Une incursion meurtrière en plein jour
Les récits des survivants décrivent une scène d’horreur absolue. Aux alentours de midi, environ une centaine de combattants jihadistes, circulant à motocyclettes, ont fait irruption dans la localité de Bossiye. Cette zone frontalière, située dans l’ouest du Niger, est régulièrement ciblée par des groupes armés terroristes en raison de sa proximité avec le Mali et le Burkina Faso.

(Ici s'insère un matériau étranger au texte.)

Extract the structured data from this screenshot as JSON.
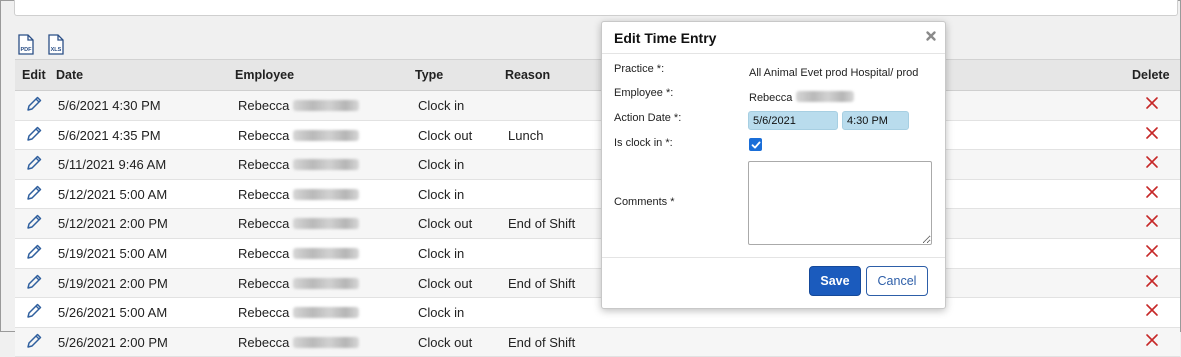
{
  "export": {
    "pdf_label": "PDF",
    "xls_label": "XLS"
  },
  "grid": {
    "columns": {
      "edit": "Edit",
      "date": "Date",
      "employee": "Employee",
      "type": "Type",
      "reason": "Reason",
      "delete": "Delete"
    },
    "rows": [
      {
        "date": "5/6/2021 4:30 PM",
        "employee": "Rebecca",
        "type": "Clock in",
        "reason": ""
      },
      {
        "date": "5/6/2021 4:35 PM",
        "employee": "Rebecca",
        "type": "Clock out",
        "reason": "Lunch"
      },
      {
        "date": "5/11/2021 9:46 AM",
        "employee": "Rebecca",
        "type": "Clock in",
        "reason": ""
      },
      {
        "date": "5/12/2021 5:00 AM",
        "employee": "Rebecca",
        "type": "Clock in",
        "reason": ""
      },
      {
        "date": "5/12/2021 2:00 PM",
        "employee": "Rebecca",
        "type": "Clock out",
        "reason": "End of Shift"
      },
      {
        "date": "5/19/2021 5:00 AM",
        "employee": "Rebecca",
        "type": "Clock in",
        "reason": ""
      },
      {
        "date": "5/19/2021 2:00 PM",
        "employee": "Rebecca",
        "type": "Clock out",
        "reason": "End of Shift"
      },
      {
        "date": "5/26/2021 5:00 AM",
        "employee": "Rebecca",
        "type": "Clock in",
        "reason": ""
      },
      {
        "date": "5/26/2021 2:00 PM",
        "employee": "Rebecca",
        "type": "Clock out",
        "reason": "End of Shift"
      }
    ]
  },
  "modal": {
    "title": "Edit Time Entry",
    "practice_label": "Practice *:",
    "practice_value": "All Animal Evet prod Hospital/ prod",
    "employee_label": "Employee *:",
    "employee_value": "Rebecca",
    "action_date_label": "Action Date *:",
    "action_date_value": "5/6/2021",
    "action_time_value": "4:30 PM",
    "is_clock_in_label": "Is clock in *:",
    "is_clock_in_checked": true,
    "comments_label": "Comments *",
    "comments_value": "",
    "save_label": "Save",
    "cancel_label": "Cancel"
  },
  "colors": {
    "accent": "#1b5bbd",
    "delete": "#c62828",
    "edit_icon": "#2f5f9e",
    "field_highlight": "#b9dced"
  }
}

Ce massacre illustre la dégradation continue de la sécurité dans la région des trois frontières. Alors que l’actualité Burkina Faso et celle de ses voisins sont marquées par une instabilité croissante, l’éveil citoyen Burkina et les observateurs régionaux s’inquiètent de la vulnérabilité des populations civiles face à l’EIGS. Le journalisme indépendant Faso souligne que ces attaques visent souvent à terroriser les communautés locales pour asseoir l’influence des groupes radicaux.
Malgré les patrouilles militaires et les efforts de sécurisation, la politique burkinabè et nigérienne doit faire face à un défi immense pour protéger les villages isolés comme Bossiye, où la violence jihadiste continue de briser des familles entières.